Huawei Wireless Product Line Vice President Gan Bin has revealed three 5G trends at the Huawei Global Analyst Summit 2020.
Massive MIMO predominantly using TDD spectrum has become a standard practice during the first phase of 5G rollout.
Telecom operators in China have constructed 200,000 such sites and the number is expected to hit 800,000 by the end of 2020 in more than 340 cities.
Speedtest has reported a ten-fold data rate improvement on 5G networks over 4G networks. Additionally, Massive MIMO using TDD 3.5 GHz are co-sited with legacy 4G networks to ensure satisfactory coverage both outdoors and in easy-to-cover indoor areas.
While TDD is limited in uplink coverage and experience, FDD ensures balanced transmission in the uplink and downlink. FDD provides better in-depth coverage indoors, and enables operators to quickly roll out 5G using existing resources.
TDD and FDD convergence can deliver a better experience and coverage, particularly in the uplink, in some European countries where 5G is made compulsory. This convergence will further meet high uplink bandwidth requirements of B2B applications.
Current 5G commercial networks are mainly designed around B2C and B2H services, which is far from enough to fulfill the goal of B2B applications that call for industry-wide digitalization. 5G networks are enough to accommodate high-speed enhanced Mobile Broadband (eMBB) applications in industries.
China-Japan Friendship Hospital provides 5G HD video-based teleconsultation, West China Second University Hospital has implemented 5G-based ICU visits and mobile ward rounds, and 5G network coverage has been provided in over 300 hospitals in China.
Industrial applications that require low latency and high reliability based on ultra-reliable low-latency communication (URLLC), such as port, manufacturing, vehicle-to-everything (V2X), and power grid, are also being explored. Such applications will sure see commercial adoption as 5G network capabilities further support URLLC.
In the 5G era, operating expenses must be reduced, since the co-existence of multiple RATs and frequency bands is inevitable. 2G and 3G phase-out (17 networks already abandoned globally and 12 to be phased out) will help operators cut Opex. Simplified deployment saves site deployment costs for operators. Multi-RAT and multi-band coordination improves network O&M and energy efficiency.
5G network construction must take both capacity and coverage into consideration from the beginning to ensure consistent user experience. Macro base stations are the core of 5G network experience and coverage. Pole sites fill coverage holes in areas where site deployment is difficult. Indoor micro base stations provide optimal experience for users in high-value areas.
The growing number of access technologies, bands, and modules is placing global operators under challenges to obtain enough space for antenna installation. For macro sites, Huawei’s Blade AAU enables a high level of integration between TDD Massive MIMO AAU and FDD passive antennas in one box. This allows for simplified TDD+FDD deployment by utilizing the existing poles, helping shortens the deployment time by 85 percent.
For pole sites, Huawei said it TDD+FDD converged Easy Macro 3.0 and Book RRU 3.0 enable one-time deployment to fill up both 4G and 5G coverage holes, while also allowing FDD bands to provide TDD anchoring in NSA architecture. This facilitates smooth evolution to 5G on FDD bands through software upgrade.
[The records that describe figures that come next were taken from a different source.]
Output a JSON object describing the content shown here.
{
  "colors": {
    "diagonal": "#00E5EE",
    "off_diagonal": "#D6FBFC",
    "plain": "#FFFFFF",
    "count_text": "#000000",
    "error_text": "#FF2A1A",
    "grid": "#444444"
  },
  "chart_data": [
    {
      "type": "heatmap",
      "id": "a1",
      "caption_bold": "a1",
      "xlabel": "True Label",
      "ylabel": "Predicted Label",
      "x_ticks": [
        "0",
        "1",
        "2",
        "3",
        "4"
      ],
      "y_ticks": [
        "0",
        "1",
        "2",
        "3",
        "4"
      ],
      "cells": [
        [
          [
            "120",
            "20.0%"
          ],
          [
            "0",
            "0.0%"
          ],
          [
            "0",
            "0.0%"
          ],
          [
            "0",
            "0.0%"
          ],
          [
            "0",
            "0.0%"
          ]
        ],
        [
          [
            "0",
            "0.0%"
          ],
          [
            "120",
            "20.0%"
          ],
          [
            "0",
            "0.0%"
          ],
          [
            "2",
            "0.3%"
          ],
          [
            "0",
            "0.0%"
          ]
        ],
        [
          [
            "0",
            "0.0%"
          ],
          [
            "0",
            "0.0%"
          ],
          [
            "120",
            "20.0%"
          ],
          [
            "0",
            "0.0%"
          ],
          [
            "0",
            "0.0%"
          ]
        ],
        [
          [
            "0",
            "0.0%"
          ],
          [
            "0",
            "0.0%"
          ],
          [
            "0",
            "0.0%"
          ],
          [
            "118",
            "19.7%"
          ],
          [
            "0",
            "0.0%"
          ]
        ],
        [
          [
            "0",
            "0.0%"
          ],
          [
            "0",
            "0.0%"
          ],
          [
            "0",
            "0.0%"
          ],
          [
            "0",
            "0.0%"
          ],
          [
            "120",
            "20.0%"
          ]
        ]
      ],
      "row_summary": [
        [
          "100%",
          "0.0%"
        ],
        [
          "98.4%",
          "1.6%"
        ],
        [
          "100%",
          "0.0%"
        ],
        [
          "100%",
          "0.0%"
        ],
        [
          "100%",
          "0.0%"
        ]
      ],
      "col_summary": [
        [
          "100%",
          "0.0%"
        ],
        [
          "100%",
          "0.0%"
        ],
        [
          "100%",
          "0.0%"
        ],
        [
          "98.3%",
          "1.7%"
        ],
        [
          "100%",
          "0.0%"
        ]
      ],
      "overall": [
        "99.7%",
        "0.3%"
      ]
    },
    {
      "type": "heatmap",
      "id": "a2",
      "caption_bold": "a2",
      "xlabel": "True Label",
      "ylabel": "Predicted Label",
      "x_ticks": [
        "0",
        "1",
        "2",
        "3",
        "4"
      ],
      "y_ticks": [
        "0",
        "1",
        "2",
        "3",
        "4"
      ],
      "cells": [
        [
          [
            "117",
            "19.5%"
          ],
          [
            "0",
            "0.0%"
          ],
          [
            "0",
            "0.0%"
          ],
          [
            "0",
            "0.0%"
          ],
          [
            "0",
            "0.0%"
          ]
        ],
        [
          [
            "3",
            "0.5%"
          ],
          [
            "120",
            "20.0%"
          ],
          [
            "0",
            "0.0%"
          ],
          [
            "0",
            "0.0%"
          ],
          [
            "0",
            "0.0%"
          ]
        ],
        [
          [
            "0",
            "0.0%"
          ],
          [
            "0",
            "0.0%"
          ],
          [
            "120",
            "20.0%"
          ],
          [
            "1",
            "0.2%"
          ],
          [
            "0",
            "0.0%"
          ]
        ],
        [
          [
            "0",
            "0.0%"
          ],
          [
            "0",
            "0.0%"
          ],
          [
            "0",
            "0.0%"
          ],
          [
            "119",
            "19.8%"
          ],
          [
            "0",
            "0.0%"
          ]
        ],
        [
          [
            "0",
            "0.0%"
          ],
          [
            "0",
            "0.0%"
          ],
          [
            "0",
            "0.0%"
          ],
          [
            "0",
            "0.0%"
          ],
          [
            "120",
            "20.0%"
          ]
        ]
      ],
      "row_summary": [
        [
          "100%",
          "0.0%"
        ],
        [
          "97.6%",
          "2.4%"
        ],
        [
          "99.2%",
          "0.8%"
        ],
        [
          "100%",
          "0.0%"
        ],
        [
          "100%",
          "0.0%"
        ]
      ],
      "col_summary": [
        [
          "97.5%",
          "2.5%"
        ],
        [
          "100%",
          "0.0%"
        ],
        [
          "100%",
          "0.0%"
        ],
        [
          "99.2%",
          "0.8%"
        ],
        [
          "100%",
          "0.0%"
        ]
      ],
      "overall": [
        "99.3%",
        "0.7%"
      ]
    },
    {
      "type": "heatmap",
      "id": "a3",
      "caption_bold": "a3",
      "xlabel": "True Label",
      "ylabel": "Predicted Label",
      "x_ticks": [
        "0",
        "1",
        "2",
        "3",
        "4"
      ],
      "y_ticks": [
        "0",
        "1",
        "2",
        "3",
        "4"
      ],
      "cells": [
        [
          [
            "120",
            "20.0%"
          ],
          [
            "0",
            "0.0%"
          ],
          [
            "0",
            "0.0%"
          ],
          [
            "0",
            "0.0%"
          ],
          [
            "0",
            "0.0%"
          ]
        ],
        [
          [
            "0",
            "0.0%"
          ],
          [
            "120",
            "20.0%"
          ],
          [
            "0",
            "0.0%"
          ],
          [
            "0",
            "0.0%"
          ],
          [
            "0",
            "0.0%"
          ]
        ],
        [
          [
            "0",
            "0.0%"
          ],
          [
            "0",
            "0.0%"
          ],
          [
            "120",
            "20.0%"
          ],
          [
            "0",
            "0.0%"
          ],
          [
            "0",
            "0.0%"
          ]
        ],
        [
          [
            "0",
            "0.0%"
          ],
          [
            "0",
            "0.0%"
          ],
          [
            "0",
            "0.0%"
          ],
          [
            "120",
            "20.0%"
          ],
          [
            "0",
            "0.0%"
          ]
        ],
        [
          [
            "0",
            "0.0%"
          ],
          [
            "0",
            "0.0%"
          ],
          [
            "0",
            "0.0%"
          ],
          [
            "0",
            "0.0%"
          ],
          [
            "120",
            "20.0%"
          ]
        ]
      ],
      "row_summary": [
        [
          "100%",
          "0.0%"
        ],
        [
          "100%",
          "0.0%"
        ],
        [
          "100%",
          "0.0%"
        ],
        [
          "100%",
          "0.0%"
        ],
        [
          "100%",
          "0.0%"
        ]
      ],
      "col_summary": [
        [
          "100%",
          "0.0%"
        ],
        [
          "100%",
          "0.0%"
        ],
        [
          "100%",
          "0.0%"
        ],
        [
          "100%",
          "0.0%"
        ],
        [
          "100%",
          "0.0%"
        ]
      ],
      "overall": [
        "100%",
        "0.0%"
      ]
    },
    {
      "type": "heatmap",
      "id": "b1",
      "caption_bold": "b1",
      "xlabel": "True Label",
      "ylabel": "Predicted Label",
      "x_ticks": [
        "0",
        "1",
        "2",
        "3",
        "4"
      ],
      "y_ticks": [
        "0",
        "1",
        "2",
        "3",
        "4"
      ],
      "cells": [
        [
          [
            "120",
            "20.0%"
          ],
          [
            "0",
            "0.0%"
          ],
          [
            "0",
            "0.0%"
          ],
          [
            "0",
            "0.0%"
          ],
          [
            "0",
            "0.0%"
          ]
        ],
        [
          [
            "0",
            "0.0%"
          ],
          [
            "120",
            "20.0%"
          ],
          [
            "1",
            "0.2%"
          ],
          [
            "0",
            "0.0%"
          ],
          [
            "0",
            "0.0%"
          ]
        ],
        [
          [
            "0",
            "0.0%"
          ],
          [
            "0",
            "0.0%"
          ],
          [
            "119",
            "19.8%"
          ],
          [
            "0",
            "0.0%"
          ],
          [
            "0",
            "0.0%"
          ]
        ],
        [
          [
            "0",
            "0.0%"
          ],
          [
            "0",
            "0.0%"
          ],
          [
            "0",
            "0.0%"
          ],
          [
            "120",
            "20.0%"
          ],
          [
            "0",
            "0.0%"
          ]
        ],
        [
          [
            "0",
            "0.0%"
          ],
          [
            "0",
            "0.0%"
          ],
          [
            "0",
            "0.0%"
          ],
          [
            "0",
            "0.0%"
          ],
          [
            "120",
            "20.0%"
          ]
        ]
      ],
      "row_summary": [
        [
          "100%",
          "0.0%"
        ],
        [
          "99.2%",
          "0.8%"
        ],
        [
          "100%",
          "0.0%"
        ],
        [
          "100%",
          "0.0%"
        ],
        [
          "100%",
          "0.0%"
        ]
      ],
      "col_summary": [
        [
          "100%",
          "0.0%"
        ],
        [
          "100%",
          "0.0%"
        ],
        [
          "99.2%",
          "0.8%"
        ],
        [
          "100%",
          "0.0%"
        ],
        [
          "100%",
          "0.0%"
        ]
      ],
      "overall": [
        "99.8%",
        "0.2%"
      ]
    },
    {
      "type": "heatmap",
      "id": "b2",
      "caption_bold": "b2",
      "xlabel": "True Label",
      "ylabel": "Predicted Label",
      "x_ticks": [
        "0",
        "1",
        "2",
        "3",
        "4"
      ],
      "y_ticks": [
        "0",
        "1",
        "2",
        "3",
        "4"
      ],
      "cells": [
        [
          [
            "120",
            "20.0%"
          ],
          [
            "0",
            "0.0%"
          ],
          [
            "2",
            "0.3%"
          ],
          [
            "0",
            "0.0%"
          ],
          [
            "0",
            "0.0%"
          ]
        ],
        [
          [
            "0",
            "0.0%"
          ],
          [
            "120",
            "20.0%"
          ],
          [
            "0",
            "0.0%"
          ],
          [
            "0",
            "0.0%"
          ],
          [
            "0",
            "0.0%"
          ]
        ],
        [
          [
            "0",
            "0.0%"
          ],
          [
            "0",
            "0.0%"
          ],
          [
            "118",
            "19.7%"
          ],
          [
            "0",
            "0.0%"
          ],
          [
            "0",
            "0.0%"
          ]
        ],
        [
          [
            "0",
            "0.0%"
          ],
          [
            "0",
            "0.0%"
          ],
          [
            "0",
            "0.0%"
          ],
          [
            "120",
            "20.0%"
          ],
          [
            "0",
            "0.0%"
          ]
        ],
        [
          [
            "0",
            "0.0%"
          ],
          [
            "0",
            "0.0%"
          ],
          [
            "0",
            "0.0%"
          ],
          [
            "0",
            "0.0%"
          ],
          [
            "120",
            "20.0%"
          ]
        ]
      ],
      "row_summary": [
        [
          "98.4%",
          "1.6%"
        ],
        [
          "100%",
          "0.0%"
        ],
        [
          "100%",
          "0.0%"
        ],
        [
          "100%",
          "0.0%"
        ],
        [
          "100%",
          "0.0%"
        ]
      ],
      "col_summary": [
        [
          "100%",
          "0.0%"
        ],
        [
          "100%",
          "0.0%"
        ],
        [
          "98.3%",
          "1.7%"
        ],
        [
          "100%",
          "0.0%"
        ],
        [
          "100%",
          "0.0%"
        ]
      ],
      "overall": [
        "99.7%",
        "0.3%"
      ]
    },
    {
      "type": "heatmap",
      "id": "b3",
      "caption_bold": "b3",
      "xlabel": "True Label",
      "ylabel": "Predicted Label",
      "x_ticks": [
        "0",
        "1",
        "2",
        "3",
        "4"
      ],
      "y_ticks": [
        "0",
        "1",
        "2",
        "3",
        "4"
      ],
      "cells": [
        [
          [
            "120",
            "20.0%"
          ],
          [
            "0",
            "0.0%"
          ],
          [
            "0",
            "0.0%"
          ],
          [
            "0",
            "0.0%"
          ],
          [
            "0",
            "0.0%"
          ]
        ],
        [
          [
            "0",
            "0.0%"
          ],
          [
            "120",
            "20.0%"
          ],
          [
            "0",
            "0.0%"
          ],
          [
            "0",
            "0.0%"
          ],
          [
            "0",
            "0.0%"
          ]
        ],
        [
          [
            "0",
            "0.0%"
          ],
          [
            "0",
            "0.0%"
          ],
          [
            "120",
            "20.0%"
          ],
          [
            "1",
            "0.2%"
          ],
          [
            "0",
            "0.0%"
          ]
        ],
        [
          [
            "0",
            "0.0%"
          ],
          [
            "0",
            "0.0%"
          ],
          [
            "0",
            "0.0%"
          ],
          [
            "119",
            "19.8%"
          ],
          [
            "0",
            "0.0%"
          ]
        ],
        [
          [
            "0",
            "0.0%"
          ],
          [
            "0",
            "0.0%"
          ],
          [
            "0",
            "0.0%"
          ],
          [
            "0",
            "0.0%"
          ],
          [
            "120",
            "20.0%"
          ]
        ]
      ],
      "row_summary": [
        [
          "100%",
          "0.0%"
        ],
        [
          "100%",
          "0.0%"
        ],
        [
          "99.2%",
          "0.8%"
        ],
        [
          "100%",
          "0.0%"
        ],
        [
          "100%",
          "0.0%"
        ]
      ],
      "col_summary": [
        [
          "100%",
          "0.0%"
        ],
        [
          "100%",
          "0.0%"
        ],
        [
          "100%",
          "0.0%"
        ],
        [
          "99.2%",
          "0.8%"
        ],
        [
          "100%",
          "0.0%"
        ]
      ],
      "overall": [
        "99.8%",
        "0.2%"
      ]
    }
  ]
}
In terms of indoor micro base stations, Huawei LampSite supports TDD+FDD convergence, enabling operators to significantly improve 4G and 5G user experience in high-value indoor areas with one-time network deployment.
In addition to mainstream TDD bands, sub-3 GHz FDD bands allow 5G networks to quickly achieve coverage in some countries. Deploying 5G on new FDD spectrum offers an effective approach to greatly improve spectral efficiency and user experience.
For 5G networks on FDD spectrum, dynamic spectrum sharing (DSS) enables millisecond-level dynamic allocation of spectrum resources between LTE and 5G services, which is conductive to maximizing spectral efficiency.
Super Uplink enables FDD uplink spectra to supplement TDD bands. This enables TDD and FDD spectrum coordination, improving uplink capability and reducing transmission latency. Also, uplink-only deployment can be implemented to further improve uplink performance.
In commercial networks, with TDD supplemented with FDD uplink spectra, Super Uplink allows for a maximum of uplink experience improvement by four times. The Super Uplink industry chain is increasingly mature from chips, modules, to terminals, accelerating E2E network maturity.